Clare gained the dubious safety and Mikal slammed the door to. “Brace… it,” the Shield managed, breathlessness the only indication of the efforts he had made so far. “Hurry.”

Does he think we treating this as a Sunday amble? Clare did not waste his own breath on a sharp reply. Pico, his jacket in tatters and his fine waistcoat ripped, was already shoving a jumble of broken wood that had once been a secretary against the door.
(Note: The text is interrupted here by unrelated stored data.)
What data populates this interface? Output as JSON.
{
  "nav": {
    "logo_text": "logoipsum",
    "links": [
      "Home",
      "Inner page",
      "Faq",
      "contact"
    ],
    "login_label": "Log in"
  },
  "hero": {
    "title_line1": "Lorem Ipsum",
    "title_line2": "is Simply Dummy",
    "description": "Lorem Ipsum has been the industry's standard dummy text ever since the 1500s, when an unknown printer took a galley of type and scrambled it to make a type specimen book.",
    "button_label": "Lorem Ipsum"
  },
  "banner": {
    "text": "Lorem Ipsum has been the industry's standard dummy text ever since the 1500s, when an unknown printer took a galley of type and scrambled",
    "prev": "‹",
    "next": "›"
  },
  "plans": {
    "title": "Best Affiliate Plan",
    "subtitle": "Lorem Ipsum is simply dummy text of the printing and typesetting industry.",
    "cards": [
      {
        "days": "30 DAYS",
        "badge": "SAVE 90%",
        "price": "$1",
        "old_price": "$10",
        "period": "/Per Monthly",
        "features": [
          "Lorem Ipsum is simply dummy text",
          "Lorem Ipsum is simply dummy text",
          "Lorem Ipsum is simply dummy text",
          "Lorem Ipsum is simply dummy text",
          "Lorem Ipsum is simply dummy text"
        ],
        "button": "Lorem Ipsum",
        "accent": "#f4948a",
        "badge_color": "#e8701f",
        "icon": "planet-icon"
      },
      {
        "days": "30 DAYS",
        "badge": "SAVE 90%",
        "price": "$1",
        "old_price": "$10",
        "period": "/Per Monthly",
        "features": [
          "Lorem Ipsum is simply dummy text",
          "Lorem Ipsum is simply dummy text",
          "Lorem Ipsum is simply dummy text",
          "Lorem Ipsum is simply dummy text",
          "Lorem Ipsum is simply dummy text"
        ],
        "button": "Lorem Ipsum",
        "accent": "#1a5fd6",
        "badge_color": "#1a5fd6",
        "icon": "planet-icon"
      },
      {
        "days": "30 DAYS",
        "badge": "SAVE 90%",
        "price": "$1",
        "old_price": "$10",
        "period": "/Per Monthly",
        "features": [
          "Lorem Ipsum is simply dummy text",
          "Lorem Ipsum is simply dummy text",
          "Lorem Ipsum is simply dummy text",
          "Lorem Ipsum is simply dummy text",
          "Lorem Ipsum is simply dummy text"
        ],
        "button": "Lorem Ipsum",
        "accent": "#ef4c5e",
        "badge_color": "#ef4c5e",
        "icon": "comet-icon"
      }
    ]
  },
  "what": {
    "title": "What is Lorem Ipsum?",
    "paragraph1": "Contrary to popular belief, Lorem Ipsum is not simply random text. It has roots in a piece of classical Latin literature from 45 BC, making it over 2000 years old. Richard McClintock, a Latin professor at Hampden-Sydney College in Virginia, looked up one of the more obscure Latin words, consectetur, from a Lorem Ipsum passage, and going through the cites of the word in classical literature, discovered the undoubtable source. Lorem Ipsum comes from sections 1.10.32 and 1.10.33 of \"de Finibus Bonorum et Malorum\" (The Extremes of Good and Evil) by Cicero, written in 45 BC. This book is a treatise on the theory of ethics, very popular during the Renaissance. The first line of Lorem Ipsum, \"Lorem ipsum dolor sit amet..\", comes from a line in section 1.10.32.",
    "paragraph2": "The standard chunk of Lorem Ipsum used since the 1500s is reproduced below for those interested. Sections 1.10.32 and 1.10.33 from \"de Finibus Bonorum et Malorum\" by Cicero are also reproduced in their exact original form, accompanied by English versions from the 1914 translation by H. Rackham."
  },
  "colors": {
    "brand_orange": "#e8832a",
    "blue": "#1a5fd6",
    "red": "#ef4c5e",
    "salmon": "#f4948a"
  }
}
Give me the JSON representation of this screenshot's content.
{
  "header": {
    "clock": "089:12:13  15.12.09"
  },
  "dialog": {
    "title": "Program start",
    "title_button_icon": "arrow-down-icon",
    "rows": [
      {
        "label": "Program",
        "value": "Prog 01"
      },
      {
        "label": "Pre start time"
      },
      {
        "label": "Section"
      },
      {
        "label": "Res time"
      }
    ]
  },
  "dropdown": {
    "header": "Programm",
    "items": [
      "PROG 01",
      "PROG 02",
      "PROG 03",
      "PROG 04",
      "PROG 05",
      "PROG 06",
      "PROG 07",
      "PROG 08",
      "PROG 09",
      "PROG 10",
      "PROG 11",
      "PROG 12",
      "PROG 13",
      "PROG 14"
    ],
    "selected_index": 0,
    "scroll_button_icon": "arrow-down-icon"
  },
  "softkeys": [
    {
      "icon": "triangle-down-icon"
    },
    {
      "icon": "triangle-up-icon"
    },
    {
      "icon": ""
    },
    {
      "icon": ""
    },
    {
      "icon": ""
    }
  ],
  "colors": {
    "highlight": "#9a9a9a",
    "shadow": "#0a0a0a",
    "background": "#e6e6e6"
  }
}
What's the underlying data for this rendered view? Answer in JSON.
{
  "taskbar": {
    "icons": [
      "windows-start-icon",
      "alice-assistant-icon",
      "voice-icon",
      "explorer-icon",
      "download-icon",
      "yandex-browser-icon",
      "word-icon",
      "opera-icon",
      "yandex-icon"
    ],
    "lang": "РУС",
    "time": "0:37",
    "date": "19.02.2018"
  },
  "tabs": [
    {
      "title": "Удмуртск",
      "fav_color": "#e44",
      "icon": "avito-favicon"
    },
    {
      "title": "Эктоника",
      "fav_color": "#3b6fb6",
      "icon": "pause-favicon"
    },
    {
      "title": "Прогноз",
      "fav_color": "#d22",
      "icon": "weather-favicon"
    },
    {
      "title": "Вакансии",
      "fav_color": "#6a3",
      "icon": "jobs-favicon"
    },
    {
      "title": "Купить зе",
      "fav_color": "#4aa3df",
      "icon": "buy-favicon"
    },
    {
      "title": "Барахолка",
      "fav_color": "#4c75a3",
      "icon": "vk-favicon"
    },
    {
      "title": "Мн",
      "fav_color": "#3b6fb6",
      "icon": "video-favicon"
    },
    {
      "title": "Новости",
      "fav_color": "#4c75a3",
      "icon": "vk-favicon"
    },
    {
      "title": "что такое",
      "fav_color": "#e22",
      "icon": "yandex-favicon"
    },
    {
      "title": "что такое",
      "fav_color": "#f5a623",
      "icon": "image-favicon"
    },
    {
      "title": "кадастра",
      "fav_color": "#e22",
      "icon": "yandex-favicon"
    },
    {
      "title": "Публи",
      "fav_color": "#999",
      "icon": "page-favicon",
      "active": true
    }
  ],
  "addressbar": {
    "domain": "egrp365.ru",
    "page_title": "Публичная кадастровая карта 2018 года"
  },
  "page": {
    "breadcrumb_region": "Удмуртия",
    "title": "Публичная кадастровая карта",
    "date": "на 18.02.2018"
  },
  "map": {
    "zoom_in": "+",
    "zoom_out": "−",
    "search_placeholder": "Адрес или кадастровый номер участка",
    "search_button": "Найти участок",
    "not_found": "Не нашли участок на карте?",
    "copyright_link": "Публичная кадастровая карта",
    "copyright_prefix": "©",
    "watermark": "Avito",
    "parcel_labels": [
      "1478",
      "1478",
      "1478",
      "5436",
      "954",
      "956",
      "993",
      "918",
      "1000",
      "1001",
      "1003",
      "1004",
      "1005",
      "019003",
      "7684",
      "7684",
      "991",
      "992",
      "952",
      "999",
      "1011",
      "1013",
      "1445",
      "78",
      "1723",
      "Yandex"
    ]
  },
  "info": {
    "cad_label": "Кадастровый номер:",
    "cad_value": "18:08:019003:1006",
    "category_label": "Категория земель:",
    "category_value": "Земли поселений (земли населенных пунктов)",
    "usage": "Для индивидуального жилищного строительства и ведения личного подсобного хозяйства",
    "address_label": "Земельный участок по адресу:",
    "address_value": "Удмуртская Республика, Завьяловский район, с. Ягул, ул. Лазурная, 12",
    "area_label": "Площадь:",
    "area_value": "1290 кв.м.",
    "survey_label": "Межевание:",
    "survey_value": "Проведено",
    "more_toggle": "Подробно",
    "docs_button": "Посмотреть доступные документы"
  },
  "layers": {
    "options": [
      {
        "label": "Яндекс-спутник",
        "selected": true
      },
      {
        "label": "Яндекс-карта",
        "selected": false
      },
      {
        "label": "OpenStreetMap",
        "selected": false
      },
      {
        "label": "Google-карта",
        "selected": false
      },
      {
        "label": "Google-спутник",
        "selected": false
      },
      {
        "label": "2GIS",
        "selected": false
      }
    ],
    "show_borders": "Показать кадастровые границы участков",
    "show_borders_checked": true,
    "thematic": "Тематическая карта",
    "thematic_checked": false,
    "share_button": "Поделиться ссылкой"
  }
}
Mikal’s boots slipped slightly on grime-caked wooden boards, and cords stood out on the Shield’s neck as he sought to hold the entry against the soft, deadly pressure from outside.

Aberline hobbled, dragging a sprung-stuffing chair across the uneven boards. Clare’s lungs protested, he whooped in a deep breath, reloading his Bulldog. When that operation was finished, he helped Pico drag another piece of shattered furniture against the door; next came a huge, shipwrecked chunk of masonry helpfully fallen from somewhere.

The soft scraping from outside did not lower in volume at all. That was quite chilling, Clare allowed, and proceeded to ignore it. He straightened, dusting his hands. “Where now?”

“Down-cellar.” Aberline leaned heavily upon Pico. “Good God, is Thin Meg mad?”

“Has she ever been sane?” Mikal’s laugh was a marvel of restrained rage. “My Prima visited her, she knew far more than she allowed.”

“Ah. And Bannon believed what Meg said?” Aberline sounded as if he rather did not credit the notion.

“I should think not. She is too wise to believe many things.” Mikal pointed at a far corner, between mounds of wrecked wood and marble. “There, I would say.”

The walls had been torn through, and there were fittings–brass, copper, other materials–that could have been sold. Yet Clare did not think those who passed through, no matter what crypt below Londinium they aimed for, would take anything from this sad, ramshackle place. There was a faint chill exhalation from every surface, and the darkness seemed altogether too thick to be mere shadow.

“Been two years since I last,” Pico breathed, once. “Hasn’t changed a bit.”

“It never does.” Aberline, shortly.

They were making a great deal of noise, but Clare saw no point in quieting them. Mikal was a ghost, and he kept Aberline well within sight.

The cellar was reached through a hole hacked in the floor of what might have been a sitting room, once. There was a ladder made of what looked like nailed-together bits of lath, though it was surprisingly solid.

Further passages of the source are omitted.